The foregoing cases are not, in our judgment, in point on the question presented on this appeal. There is no contention that plaintiffs did not receive the full amount of the loan, $20,000.00, nor is this a suit in equity to rescind or set aside the contract for fraud unrelated to the subject of the contract. On the contrary, it is an attempt to show fraud directly related to the subject of the contract which resulted in requiring plaintiffs to pay usurious interest. Parol evidence is not admissible under such circumstances. Fischman-Harris Realty Co. v. Kleine, Mo.App., 82 S.W.2d 605; Alford v. Rowell et al., 44 N.M. 392, 103 P.2d 119; Kelly v. Ellis et al., 39 Mont. 597, 104 P. 873; Armington et al., v. Steele et al., 27 Mont. 13, 69 P. 115; Sund et al. v. Flagg & Standifer Co., 86 Or. 289, 168 P. 300; Seitz v. Brewers’ Refrigerating Machine Co., 141 U.S. 510, 12 S.Ct. 46, 35 L.Ed. 837; Jones, Commentaries on Evidence, Vol. 3, (2d Ed.) Sec. 1492 pp. 2719-2720. In our opinion the court erred in admitting testimony concerning the alleged oral agreement and testimony with reference to the alleged false representations,
It is our view that under the evidence properly to be considered there has been shown no obligation entered into by which plaintiffs were required to pay an amount in excess of the money borrowed with legal interest thereon, and that no usurious interest has been paid.

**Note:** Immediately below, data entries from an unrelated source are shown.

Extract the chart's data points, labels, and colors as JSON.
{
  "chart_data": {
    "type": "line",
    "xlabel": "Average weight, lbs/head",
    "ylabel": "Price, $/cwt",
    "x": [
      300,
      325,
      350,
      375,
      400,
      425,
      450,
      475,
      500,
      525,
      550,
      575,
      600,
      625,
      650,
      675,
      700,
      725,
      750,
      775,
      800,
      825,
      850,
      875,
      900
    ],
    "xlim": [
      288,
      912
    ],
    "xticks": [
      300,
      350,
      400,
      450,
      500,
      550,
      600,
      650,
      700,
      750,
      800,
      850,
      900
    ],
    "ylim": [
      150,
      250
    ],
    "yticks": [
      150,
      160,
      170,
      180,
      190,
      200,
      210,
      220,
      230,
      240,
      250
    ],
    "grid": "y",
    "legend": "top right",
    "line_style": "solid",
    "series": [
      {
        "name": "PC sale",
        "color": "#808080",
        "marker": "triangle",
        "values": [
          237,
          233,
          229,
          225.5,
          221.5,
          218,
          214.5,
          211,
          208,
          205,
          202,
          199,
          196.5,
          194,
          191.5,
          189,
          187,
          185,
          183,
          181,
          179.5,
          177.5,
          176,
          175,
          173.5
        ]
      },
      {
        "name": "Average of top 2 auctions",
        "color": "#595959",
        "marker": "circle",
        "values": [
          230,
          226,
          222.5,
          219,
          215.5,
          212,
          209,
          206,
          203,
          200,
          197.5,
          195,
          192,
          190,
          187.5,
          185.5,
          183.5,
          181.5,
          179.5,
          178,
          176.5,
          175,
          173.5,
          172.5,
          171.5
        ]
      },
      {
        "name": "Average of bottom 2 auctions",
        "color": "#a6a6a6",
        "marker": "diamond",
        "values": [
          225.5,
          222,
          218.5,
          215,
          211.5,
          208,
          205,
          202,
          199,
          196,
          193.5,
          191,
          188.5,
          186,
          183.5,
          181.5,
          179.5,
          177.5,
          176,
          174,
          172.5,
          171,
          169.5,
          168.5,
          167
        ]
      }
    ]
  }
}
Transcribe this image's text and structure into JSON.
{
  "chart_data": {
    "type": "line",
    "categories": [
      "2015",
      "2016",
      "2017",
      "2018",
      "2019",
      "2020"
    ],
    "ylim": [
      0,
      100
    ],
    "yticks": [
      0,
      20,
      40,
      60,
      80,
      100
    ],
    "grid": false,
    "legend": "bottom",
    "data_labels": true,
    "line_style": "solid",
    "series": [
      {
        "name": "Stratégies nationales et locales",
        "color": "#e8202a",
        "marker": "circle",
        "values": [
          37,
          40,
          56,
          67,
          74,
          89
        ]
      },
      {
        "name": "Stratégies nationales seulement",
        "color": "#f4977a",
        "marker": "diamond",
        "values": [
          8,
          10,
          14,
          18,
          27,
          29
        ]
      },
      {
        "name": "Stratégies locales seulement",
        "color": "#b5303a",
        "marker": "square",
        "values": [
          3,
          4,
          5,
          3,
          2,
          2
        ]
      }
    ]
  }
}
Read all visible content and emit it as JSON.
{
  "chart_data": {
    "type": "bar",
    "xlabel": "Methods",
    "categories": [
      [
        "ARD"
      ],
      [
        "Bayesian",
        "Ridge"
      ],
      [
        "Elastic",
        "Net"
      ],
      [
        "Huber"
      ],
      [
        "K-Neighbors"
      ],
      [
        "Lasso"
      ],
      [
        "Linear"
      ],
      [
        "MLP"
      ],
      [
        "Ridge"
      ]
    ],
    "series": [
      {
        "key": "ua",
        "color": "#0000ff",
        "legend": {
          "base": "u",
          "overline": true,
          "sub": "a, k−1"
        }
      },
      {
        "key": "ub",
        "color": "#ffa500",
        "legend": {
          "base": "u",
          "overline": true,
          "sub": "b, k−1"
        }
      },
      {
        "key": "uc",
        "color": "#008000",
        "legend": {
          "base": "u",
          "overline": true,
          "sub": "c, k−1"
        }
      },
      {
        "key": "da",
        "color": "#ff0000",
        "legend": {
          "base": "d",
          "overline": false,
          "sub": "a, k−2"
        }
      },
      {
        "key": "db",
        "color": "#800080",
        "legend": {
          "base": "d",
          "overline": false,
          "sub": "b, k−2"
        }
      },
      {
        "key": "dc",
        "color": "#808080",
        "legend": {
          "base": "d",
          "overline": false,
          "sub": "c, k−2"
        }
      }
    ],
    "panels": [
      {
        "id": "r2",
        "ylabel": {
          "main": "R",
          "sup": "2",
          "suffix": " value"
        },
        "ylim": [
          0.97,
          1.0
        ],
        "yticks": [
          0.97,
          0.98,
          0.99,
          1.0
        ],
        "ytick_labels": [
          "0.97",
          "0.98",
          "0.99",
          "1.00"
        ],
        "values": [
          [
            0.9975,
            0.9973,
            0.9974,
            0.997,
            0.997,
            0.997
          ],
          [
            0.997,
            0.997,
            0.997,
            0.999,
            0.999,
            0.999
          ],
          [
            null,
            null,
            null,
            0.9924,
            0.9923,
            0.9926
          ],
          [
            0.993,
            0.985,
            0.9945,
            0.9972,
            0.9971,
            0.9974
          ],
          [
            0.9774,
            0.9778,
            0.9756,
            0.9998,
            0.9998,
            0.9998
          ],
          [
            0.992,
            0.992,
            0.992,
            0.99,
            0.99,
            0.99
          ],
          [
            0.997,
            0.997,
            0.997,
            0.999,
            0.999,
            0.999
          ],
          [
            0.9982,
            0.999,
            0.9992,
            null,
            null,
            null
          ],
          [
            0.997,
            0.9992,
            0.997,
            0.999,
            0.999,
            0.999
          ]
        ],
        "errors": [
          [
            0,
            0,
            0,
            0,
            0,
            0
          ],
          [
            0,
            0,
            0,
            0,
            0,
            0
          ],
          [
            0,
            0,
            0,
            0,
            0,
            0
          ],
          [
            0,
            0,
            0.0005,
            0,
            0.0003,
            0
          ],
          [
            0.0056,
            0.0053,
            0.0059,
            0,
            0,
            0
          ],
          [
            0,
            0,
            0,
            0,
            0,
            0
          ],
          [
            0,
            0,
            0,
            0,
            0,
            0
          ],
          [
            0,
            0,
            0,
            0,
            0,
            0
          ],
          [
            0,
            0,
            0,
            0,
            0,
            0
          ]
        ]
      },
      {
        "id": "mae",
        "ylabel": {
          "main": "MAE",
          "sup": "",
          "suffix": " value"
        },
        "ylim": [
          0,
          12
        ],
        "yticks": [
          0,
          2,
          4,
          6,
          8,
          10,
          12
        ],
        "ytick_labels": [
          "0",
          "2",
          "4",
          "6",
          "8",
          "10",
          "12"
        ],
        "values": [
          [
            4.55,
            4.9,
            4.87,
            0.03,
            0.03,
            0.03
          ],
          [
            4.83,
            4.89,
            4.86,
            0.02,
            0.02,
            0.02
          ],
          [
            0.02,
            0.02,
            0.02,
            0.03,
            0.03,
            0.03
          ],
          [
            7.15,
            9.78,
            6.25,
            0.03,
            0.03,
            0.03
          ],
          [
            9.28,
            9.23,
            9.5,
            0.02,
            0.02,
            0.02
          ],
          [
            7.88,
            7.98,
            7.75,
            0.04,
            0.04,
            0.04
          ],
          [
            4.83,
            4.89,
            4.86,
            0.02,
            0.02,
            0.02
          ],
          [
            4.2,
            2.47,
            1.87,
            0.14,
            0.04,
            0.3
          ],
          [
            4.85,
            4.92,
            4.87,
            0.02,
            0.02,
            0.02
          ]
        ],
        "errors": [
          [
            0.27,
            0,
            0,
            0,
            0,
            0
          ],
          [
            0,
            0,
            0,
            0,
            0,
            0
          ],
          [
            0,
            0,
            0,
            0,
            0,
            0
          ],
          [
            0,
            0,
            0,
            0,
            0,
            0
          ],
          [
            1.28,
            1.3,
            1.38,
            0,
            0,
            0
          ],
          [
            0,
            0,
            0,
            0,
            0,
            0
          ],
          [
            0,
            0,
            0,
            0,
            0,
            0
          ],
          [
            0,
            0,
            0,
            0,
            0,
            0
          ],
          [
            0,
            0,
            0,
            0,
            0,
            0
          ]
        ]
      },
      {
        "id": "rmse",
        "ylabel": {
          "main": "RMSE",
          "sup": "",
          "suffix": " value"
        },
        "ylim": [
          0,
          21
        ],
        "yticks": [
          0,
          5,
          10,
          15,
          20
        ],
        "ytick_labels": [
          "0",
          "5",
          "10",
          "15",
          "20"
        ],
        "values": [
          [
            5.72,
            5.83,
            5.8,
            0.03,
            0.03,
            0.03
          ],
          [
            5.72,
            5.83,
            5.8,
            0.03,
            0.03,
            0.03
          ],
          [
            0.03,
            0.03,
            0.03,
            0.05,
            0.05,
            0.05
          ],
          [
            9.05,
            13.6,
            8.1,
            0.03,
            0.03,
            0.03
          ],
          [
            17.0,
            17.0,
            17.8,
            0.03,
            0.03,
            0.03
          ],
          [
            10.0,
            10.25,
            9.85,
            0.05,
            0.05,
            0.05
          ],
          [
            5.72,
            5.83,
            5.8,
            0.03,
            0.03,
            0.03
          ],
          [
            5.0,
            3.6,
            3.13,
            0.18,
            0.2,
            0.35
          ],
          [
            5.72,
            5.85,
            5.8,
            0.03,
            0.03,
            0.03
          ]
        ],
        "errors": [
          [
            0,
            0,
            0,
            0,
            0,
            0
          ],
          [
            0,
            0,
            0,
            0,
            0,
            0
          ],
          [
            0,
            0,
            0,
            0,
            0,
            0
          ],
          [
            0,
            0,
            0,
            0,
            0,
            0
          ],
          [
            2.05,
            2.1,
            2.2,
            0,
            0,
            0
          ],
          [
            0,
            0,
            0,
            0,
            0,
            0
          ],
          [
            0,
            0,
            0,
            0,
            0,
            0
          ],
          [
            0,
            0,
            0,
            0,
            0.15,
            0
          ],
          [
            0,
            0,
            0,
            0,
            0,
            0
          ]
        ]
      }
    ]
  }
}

Where there is no optional prepayment clause in a note, it is not usurious for a lender to require payment of interest, or a part thereof, as was done in this case, to the date of maturity of his note, even though he pays the debt before maturity and the amount paid exceeds lawful interest computed to the date when the loan was paid. Hanson v. Acceptance Finance Co., Mo.App., 270 S.W.2d 143. The trial court should have sustained defendant’s motion for a directed verdict.
In view of the above ruling it becomes unnecessary for this court to pass upon other points raised by appellant with respect to instructions given.
The judgment is reversed.
WOLFE, J., concurs. RUDDY, J., took no part in the decision of this appeal.